The cost of the Financial Conduct Authority’s “voluntary resignation programme” has surged to over £7m compared to just £200,000 last year.
The watchdog’s figures, published in its annual report for the year to April, showed the jump, in the number of staff who took advantage of its “Mutually Agreed Resignation Scheme” (MARS) in the year to April, was almost 35 times that of 2020.
The watchdog is currently undergoing a rapid transformation programme under new boss Nikhil Rathi, as it seeks to become a more nimble and agile regulator.

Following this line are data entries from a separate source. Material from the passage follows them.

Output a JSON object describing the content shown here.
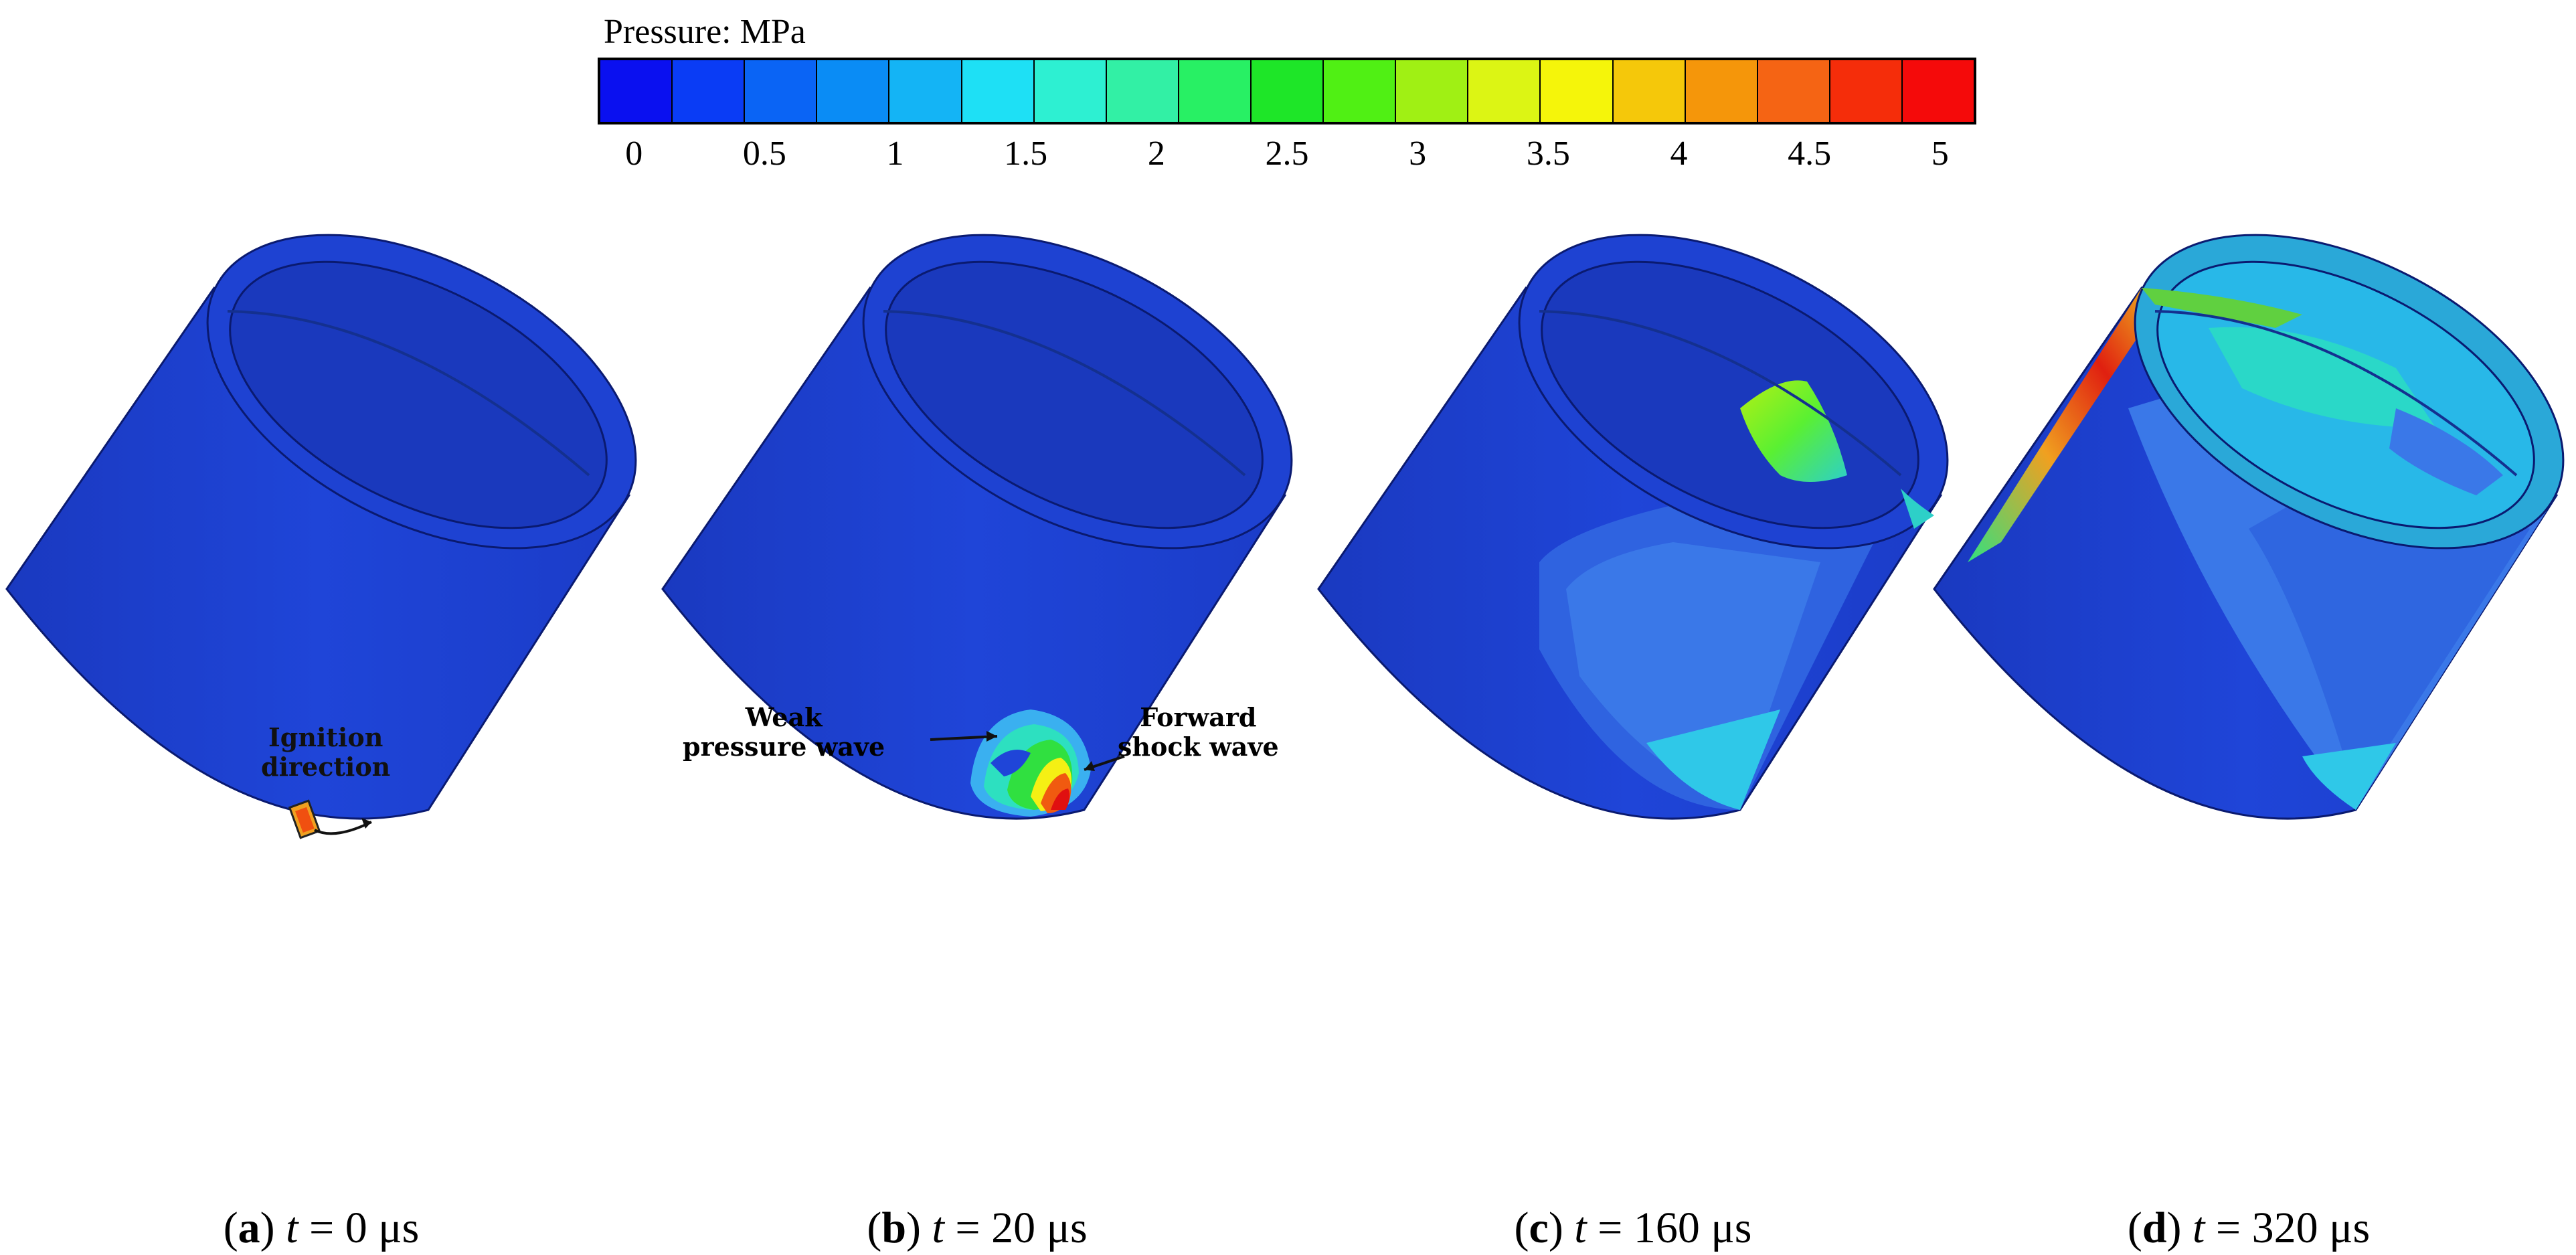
{
  "legend": {
    "title": "Pressure: MPa",
    "ticks": [
      "0",
      "0.5",
      "1",
      "1.5",
      "2",
      "2.5",
      "3",
      "3.5",
      "4",
      "4.5",
      "5"
    ],
    "colors": [
      "#0a10f0",
      "#0a3cf5",
      "#0a64f5",
      "#0a8cf5",
      "#14b4f5",
      "#1ee0f5",
      "#2df0d2",
      "#32f0a5",
      "#28f064",
      "#1ee628",
      "#50f014",
      "#a0f014",
      "#dcf514",
      "#f5f50a",
      "#f5c80a",
      "#f5960a",
      "#f56414",
      "#f52d0a",
      "#f50a0a"
    ]
  },
  "panels": [
    {
      "letter": "a",
      "time": "0 μs"
    },
    {
      "letter": "b",
      "time": "20 μs"
    },
    {
      "letter": "c",
      "time": "160 μs"
    },
    {
      "letter": "d",
      "time": "320 μs"
    }
  ],
  "caption_parts": {
    "open": "(",
    "close": ") ",
    "var": "t",
    "eq": " = "
  },
  "annotations": {
    "ignition": "Ignition\ndirection",
    "weak": "Weak\npressure wave",
    "forward": "Forward\nshock wave"
  },
  "colors": {
    "base_blue": "#1f44d6",
    "dark_blue": "#1631a8",
    "inner_blue": "#1a3bc4"
  }
}
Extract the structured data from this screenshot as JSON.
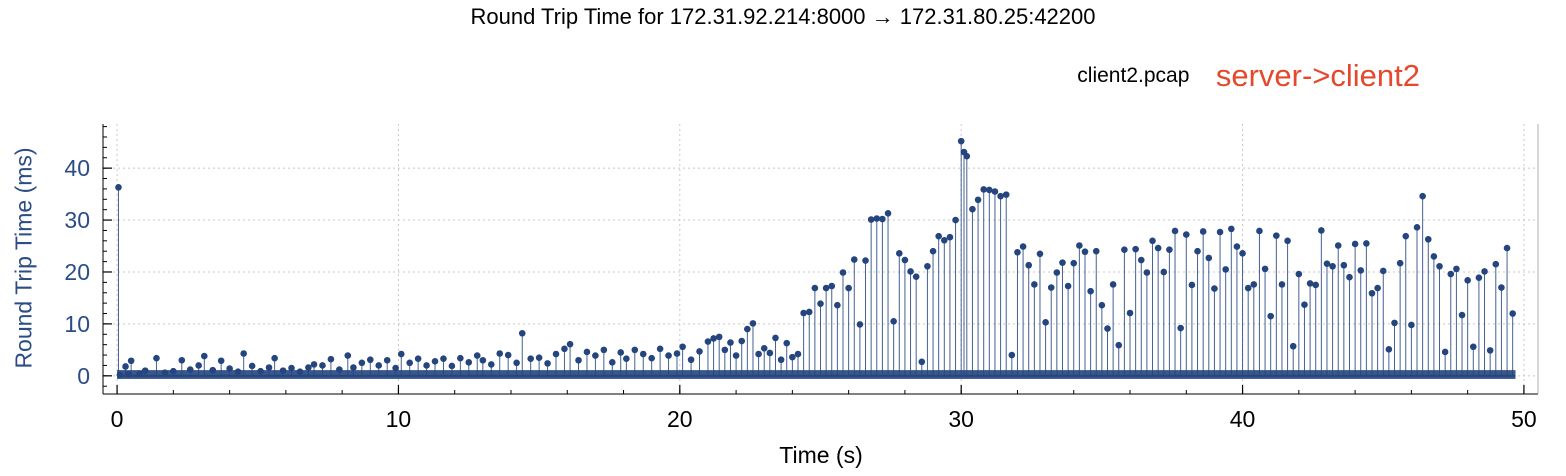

Insiders at the FCA have told City A.M. that the organisation wants to be both faster to spot bad behaviour and be more forward-thinking on regulation to allow innovative new financial firms to thrive in the capital.
In total the FCA spent £7.6m on 104 staff exit packages in the year to April 2021, compared to £0.6m for 21 departures in the previous year.
The figures include compulsory redundancies, long-term ill health settlements and “other departures agreed”, which the MARS settlement comes under, and which saw the highest number of settlements.
The MARS scheme, the FCA said in its report, is not a redundancy scheme – although the severance payment is equivalent to what the FCA would pay for a redunancy.
A source close to the matter said that the £7m related to MARS settlement payments is being paid out currently.
In the FCA’s annual report, the regulator said it had opted to run the scheme in the 2020/21 financial year to give “eligible colleagues the opportunity to apply to resign from the FCA with a severance payment”.
The regulator said, in its report, that severance packages had been calculated according to “base salary, age and length of service and capped at £100,000.”